Long Service Benefits Portability Bill 2018
I take great pleasure in joining the debate on the Long Service Benefits Portability Bill 2018. I am following the member for Eildon. I quite like the member for Eildon, but I think that some of the things she said in her contribution just show how far this current Liberal Party has strayed from the small-l liberal, fairness-based party it was in the 1970s. While the member for Eildon said that employees are the lifeblood of an organisation, I think that some of the things that come out of the mouths of the so-called Liberal Party these days are more about getting blood out of a stone from workers.
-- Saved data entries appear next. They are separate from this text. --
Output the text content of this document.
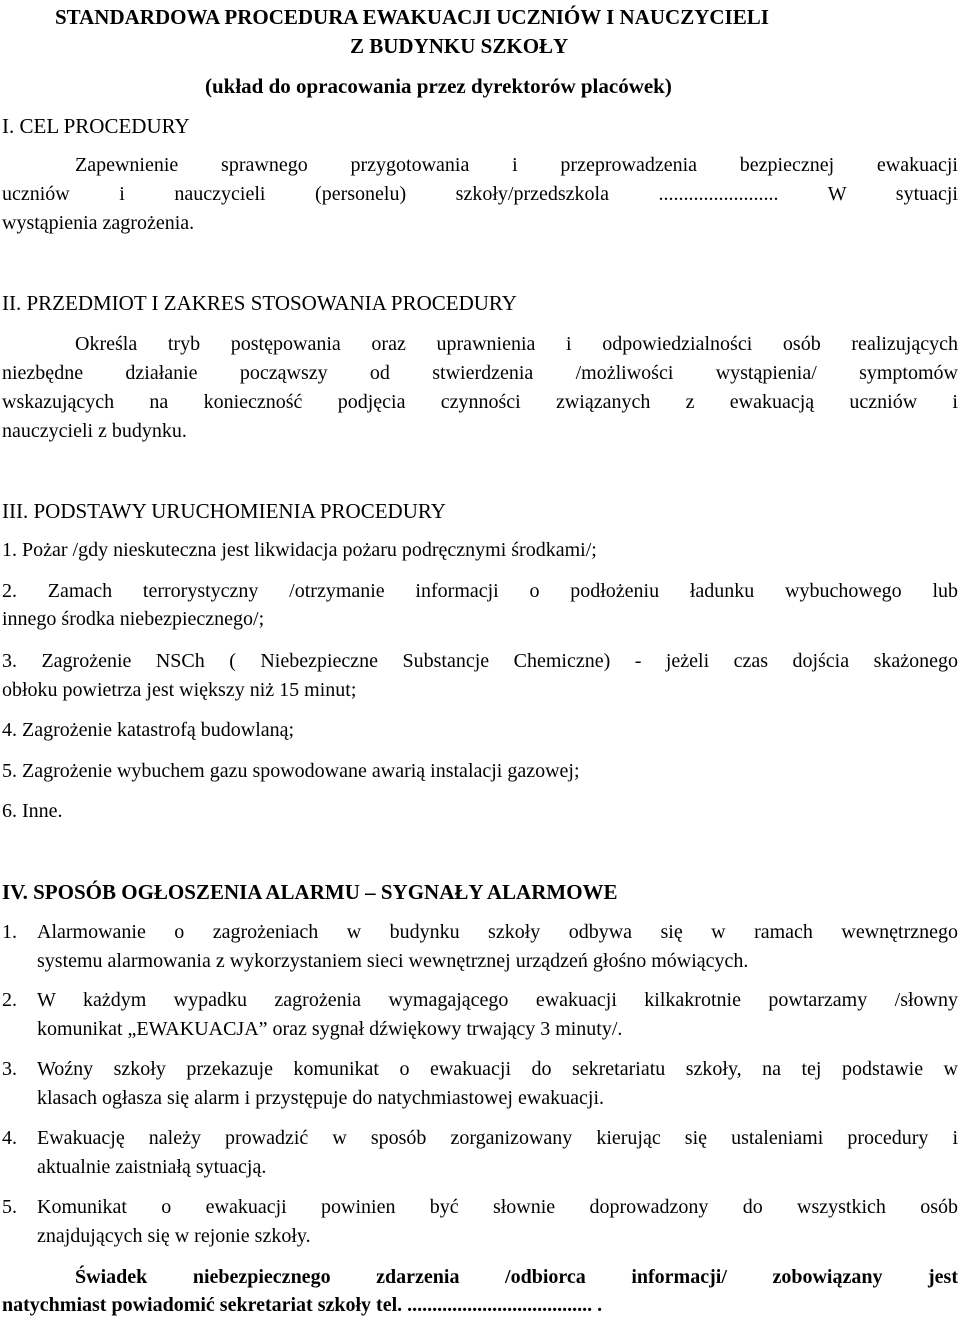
STANDARDOWA PROCEDURA EWAKUACJI UCZNIÓW I NAUCZYCIELI
Z BUDYNKU SZKOŁY
(układ do opracowania przez dyrektorów placówek)
I. CEL PROCEDURY
Zapewnienie sprawnego przygotowania i przeprowadzenia bezpiecznej ewakuacji
uczniów i nauczycieli (personelu) szkoły/przedszkola ........................ W sytuacji
wystąpienia zagrożenia.
II. PRZEDMIOT I ZAKRES STOSOWANIA PROCEDURY
Określa tryb postępowania oraz uprawnienia i odpowiedzialności osób realizujących
niezbędne działanie począwszy od stwierdzenia /możliwości wystąpienia/ symptomów
wskazujących na konieczność podjęcia czynności związanych z ewakuacją uczniów i
nauczycieli z budynku.
III. PODSTAWY URUCHOMIENIA PROCEDURY
1. Pożar /gdy nieskuteczna jest likwidacja pożaru podręcznymi środkami/;
2. Zamach terrorystyczny /otrzymanie informacji o podłożeniu ładunku wybuchowego lub
innego środka niebezpiecznego/;
3. Zagrożenie NSCh ( Niebezpieczne Substancje Chemiczne) - jeżeli czas dojścia skażonego
obłoku powietrza jest większy niż 15 minut;
4. Zagrożenie katastrofą budowlaną;
5. Zagrożenie wybuchem gazu spowodowane awarią instalacji gazowej;
6. Inne.
IV. SPOSÓB OGŁOSZENIA ALARMU – SYGNAŁY ALARMOWE
1. Alarmowanie o zagrożeniach w budynku szkoły odbywa się w ramach wewnętrznego
systemu alarmowania z wykorzystaniem sieci wewnętrznej urządzeń głośno mówiących.
2. W każdym wypadku zagrożenia wymagającego ewakuacji kilkakrotnie powtarzamy /słowny
komunikat „EWAKUACJA” oraz sygnał dźwiękowy trwający 3 minuty/.
3. Woźny szkoły przekazuje komunikat o ewakuacji do sekretariatu szkoły, na tej podstawie w
klasach ogłasza się alarm i przystępuje do natychmiastowej ewakuacji.
4. Ewakuację należy prowadzić w sposób zorganizowany kierując się ustaleniami procedury i
aktualnie zaistniałą sytuacją.
5. Komunikat o ewakuacji powinien być słownie doprowadzony do wszystkich osób
znajdujących się w rejonie szkoły.
Świadek niebezpiecznego zdarzenia /odbiorca informacji/ zobowiązany jest
natychmiast powiadomić sekretariat szkoły tel. ..................................... .
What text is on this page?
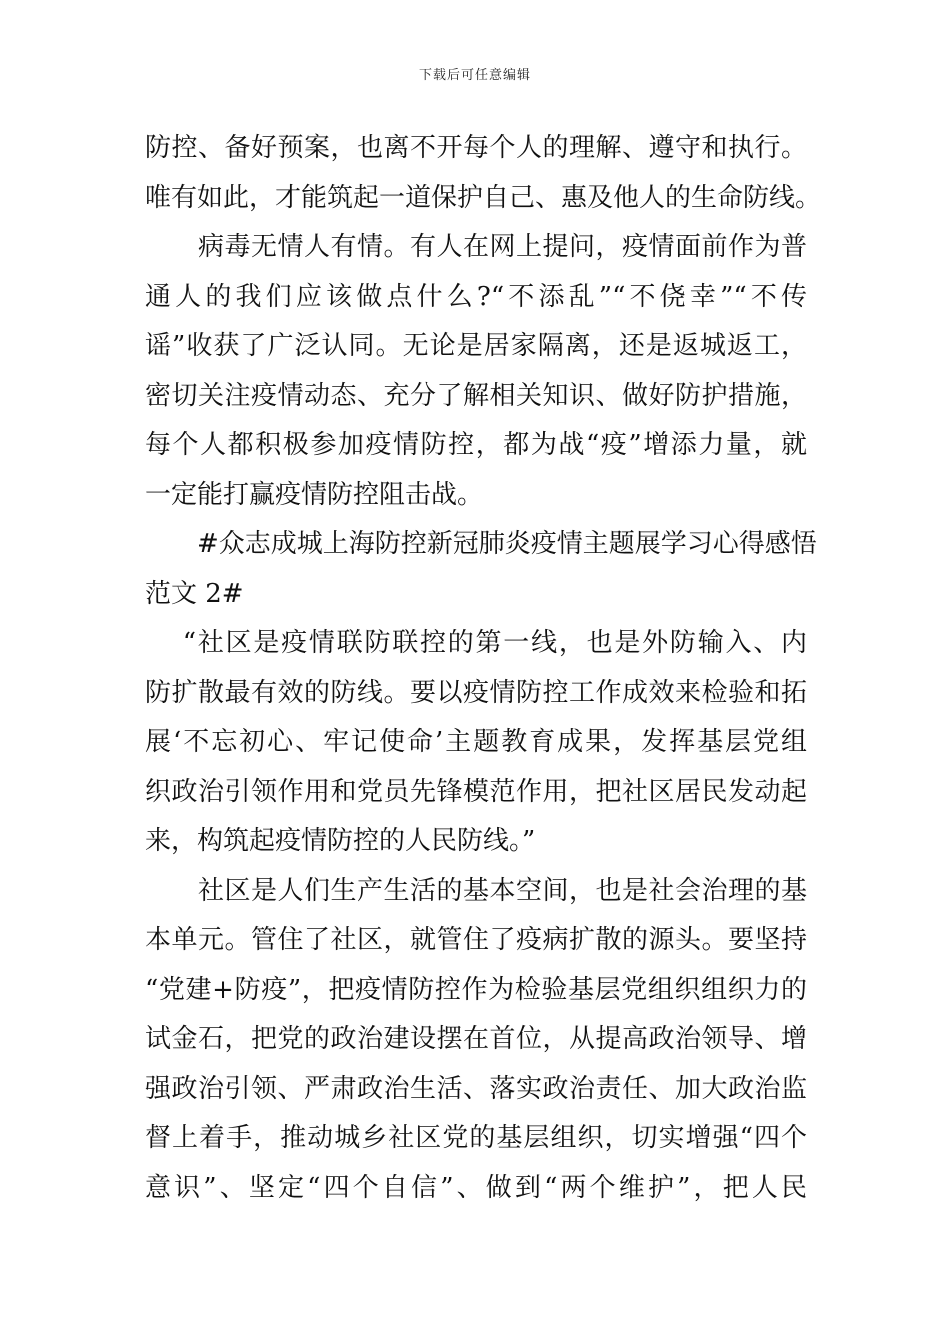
下载后可任意编辑
防控、备好预案，也离不开每个人的理解、遵守和执行。
唯有如此，才能筑起一道保护自己、惠及他人的生命防线。
　　病毒无情人有情。有人在网上提问，疫情面前作为普
通人的我们应该做点什么?“不添乱”“不侥幸”“不传
谣”收获了广泛认同。无论是居家隔离，还是返城返工，
密切关注疫情动态、充分了解相关知识、做好防护措施，
每个人都积极参加疫情防控，都为战“疫”增添力量，就
一定能打赢疫情防控阻击战。
　　#众志成城上海防控新冠肺炎疫情主题展学习心得感悟
范文 2#
　 “社区是疫情联防联控的第一线，也是外防输入、内
防扩散最有效的防线。要以疫情防控工作成效来检验和拓
展‘不忘初心、牢记使命’主题教育成果，发挥基层党组
织政治引领作用和党员先锋模范作用，把社区居民发动起
来，构筑起疫情防控的人民防线。”
　　社区是人们生产生活的基本空间，也是社会治理的基
本单元。管住了社区，就管住了疫病扩散的源头。要坚持
“党建+防疫”，把疫情防控作为检验基层党组织组织力的
试金石，把党的政治建设摆在首位，从提高政治领导、增
强政治引领、严肃政治生活、落实政治责任、加大政治监
督上着手，推动城乡社区党的基层组织，切实增强“四个
意识”、坚定“四个自信”、做到“两个维护”，把人民
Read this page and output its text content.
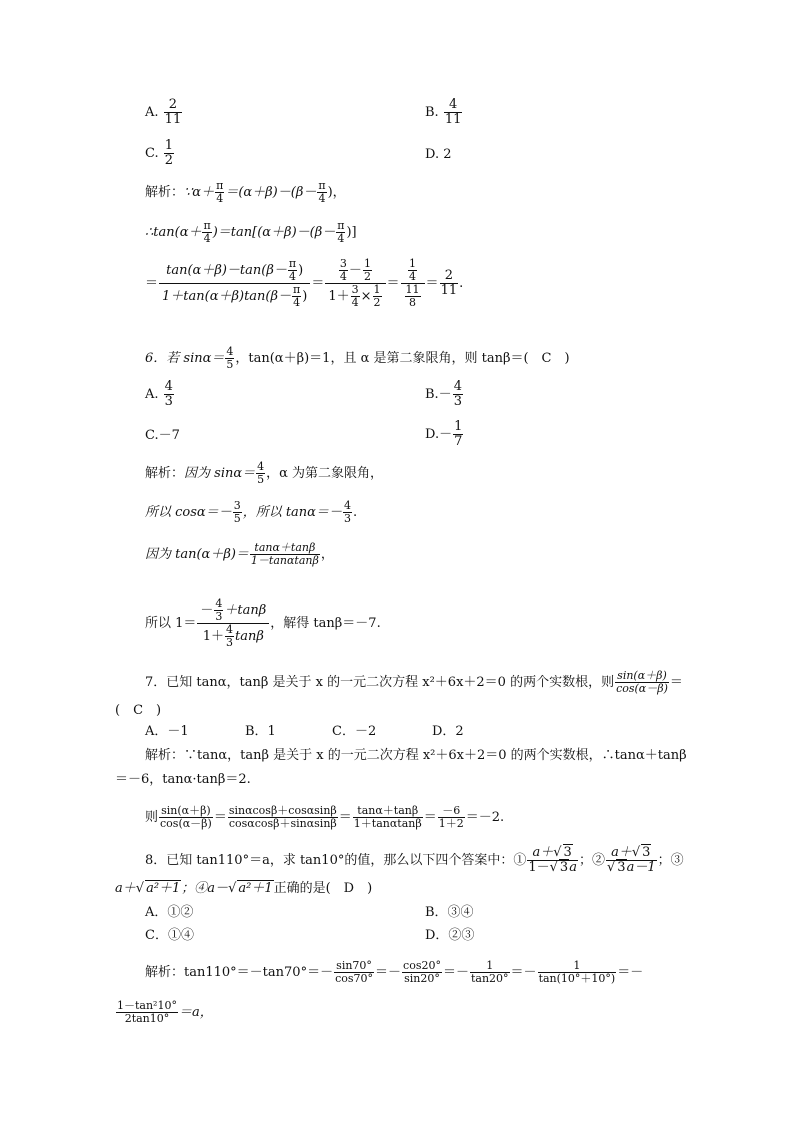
A. $\frac{2}{11}$	B. $\frac{4}{11}$
C. $\frac{1}{2}$	D. 2
解析：∵α＋ $\frac{\pi}{4} =(\alpha+\beta)-(\beta- \frac{\pi}{4}$ )，
∴tan(α＋ $\frac{\pi}{4} )=\tan[(\alpha+\beta)-(\beta- \frac{\pi}{4}$ )]
＝ $\frac{\tan(\alpha+\beta)-\tan(\beta- \frac{\pi}{4} )}{1+\tan(\alpha+\beta)\tan(\beta- \frac{\pi}{4} )} = \frac{\frac{3}{4} - \frac{1}{2}}{1+ \frac{3}{4} \times \frac{1}{2}} = \frac{\frac{1}{4}}{\frac{11}{8}} = \frac{2}{11}$ .
6．若 $\sin\alpha= \frac{4}{5}$ ，tan(α＋β)＝1，且 α 是第二象限角，则 tanβ＝(　C　)
A. $\frac{4}{3}$	$B.- \frac{4}{3}$
C.－7	$D.- \frac{1}{7}$
解析：因为 $\sin\alpha= \frac{4}{5}$ ，α 为第二象限角，
所以 $\cos\alpha=- \frac{3}{5}$ ，所以 $\tan\alpha=- \frac{4}{3}$ .
因为 $\tan(\alpha+\beta)= \frac{\tan\alpha+\tan\beta}{1-\tan\alpha\tan\beta}$ ，
所以 $1= \frac{- \frac{4}{3} +\tan\beta}{1+ \frac{4}{3} \tan\beta}$ ，解得 tanβ＝－7.
7．已知 tanα，tanβ 是关于 x 的一元二次方程 x²＋6x＋2＝0 的两个实数根，则 $\frac{\sin(\alpha+\beta)}{\cos(\alpha-\beta)}$ ＝
(　C　)
A．－1	B．1	C．－2	D．2
解析：∵tanα，tanβ 是关于 x 的一元二次方程 x²＋6x＋2＝0 的两个实数根，∴tanα＋tanβ
＝－6，tanα·tanβ＝2.
则 $\frac{\sin(\alpha+\beta)}{\cos(\alpha-\beta)} = \frac{\sin\alpha\cos\beta+\cos\alpha\sin\beta}{\cos\alpha\cos\beta+\sin\alpha\sin\beta} = \frac{\tan\alpha+\tan\beta}{1+\tan\alpha\tan\beta} = \frac{-6}{1+2} =-2$.
8．已知 tan110°＝a，求 tan10°的值，那么以下四个答案中：① $\frac{a+√ 3}{1-√ 3a}$ ；② $\frac{a+√ 3}{√ 3a-1}$ ；③
a＋√ a²＋1；④a－√ a²＋1正确的是(　D　)
A．①②	B．③④
C．①④	D．②③
解析：$\tan 110^\circ=-\tan 70^\circ=- \frac{\sin 70^\circ}{\cos 70^\circ} =- \frac{\cos 20^\circ}{\sin 20^\circ} =- \frac{1}{\tan 20^\circ} =- \frac{1}{\tan(10^\circ+10^\circ)}$ ＝－
$\frac{\text{1－tan²10°}}{2\tan 10^\circ} =a$，
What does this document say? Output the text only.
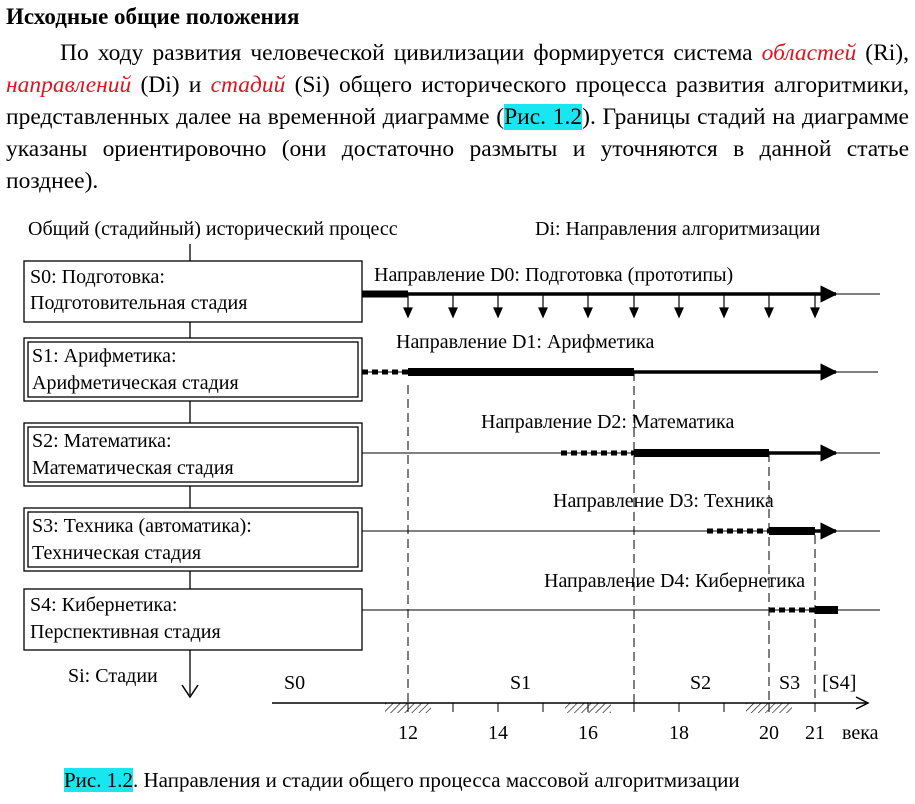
Исходные общие положения
По ходу развития человеческой цивилизации формируется система областей (Ri), направлений (Di) и стадий (Si) общего исторического процесса развития алгоритмики, представленных далее на временной диаграмме (Рис. 1.2). Границы стадий на диаграмме указаны ориентировочно (они достаточно размыты и уточняются в данной статье позднее).
Общий (стадийный) исторический процесс	Di: Направления алгоритмизации
Si: Стадии
S0: Подготовка:
Подготовительная стадия
S1: Арифметика:
Арифметическая стадия
S2: Математика:
Математическая стадия
S3: Техника (автоматика):
Техническая стадия
S4: Кибернетика:
Перспективная стадия
Направление D0: Подготовка (прототипы)
Направление D1: Арифметика
Направление D2: Математика
Направление D3: Техника
Направление D4: Кибернетика
S0	S1	S2	S3 [S4]
12	14	16	18	20 21 века
Рис. 1.2. Направления и стадии общего процесса массовой алгоритмизации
I was reminded that I was at the end of primary school in 1976, when the first portable long service leave scheme was introduced. It was actually, ironically, introduced by a Liberal government. I have not heard other speakers from the other side, but I did hear the member for Eildon. What I would say to those opposite, who I understand are opposing this bill, is that this is about workers in the contract cleaning, security and community services sectors, including early childhood educators, and the long service leave that they deserve.
It was for the same reasons, the very same reasons, that the then Liberal government in 1976 introduced portable long service leave in the construction industry — because many of these employment arrangements are constantly on contract. I would urge the members on the other side who are opposing this bill to look in the faces of the security guards that protect us here in the Parliament every day, because most of them are contract employees. I have been here 15 years, and many of those employees are the same people and they have been here for a long time. These are the employees, these are the workers, that we are actually talking about.
When the member for Eildon mentioned the disability sector, what the disability sector wants is a good-quality workforce that is consistent. People with disability want continuity of care. What is going to occur in this system means that the person with a disability can choose who they work with, but it goes without saying that in this system there are going to be numerous contract arrangements. If you are a good disability worker, you will be working in a local community like mine. The six local government areas that came on in the north-eastern suburbs were the first ones after the national disability insurance scheme (NDIS) trial in the Barwon region.
It actually means that you might be a disability worker and you may have contracts with five or six or seven people that you are caring for in the same day. This could go on for years and years and years. You might be working with the same people, caring for those same people, but you would have individual contract arrangements with each of them, because that is what the system allows: for the individual with a disability to be able to choose in that way.
But I do not think that anyone with a disability who is now getting access to a service that they have never had before, or their carers, want a low-quality, low-skill or low-benefit workforce to be caring for them. They want the best to be caring for them, and I am sure that they want the best for the people caring for them. Many of those people with disability and their carers will be able to get back into the workforce or get into the workforce for the very first time. The Productivity Commission identified that it was a huge cost to the productivity of this country that we have such a low rate of people with disability in employment. It beggars belief that those opposite would use the idea of people with disability and the NDIS as a reason why this bill should not be supported.
I and a number of my parliamentary colleagues who are in the chamber right now met with many workers — cleaners — who over decades may be cleaning the same buildings but involved with different contractors. This is hugely physical work. It has a high rate of injuries. It is not very well paid. When you have someone in your home or in your workplace who is cleaning, they are actually in a position of trust. The fact that they are not rewarded with the other benefits that other employees take for granted is really a risk. It should not be a risk that we subject workplaces to. We should not be putting employees in this position.
I was really taken with the women that came to see us. They have got families, the rate of injuries that they had was significant and some were getting older. They said, ‘We need this long service leave. We need our bodies to have a break. For the same reasons why portable long service leave was introduced into the construction industry in 1976, that is why we need it now’.
I notice that no-one from the Greens party is in here. I do not know if they have spoken on this bill. They come out with their mealy-mouthed nonsense about the so-called ‘old parties’, saying that there is no difference between the so-called old parties. The oldest political party in Australia, which has always backed workers, will continue to back workers.
One of the biggest problems in this country is that we have a low-wage economy. We actually need an improvement in pay and an improvement in conditions. I am not surprised that those opposite will always back the big end of town whenever there is a bill before this house that is about workers and looking after them.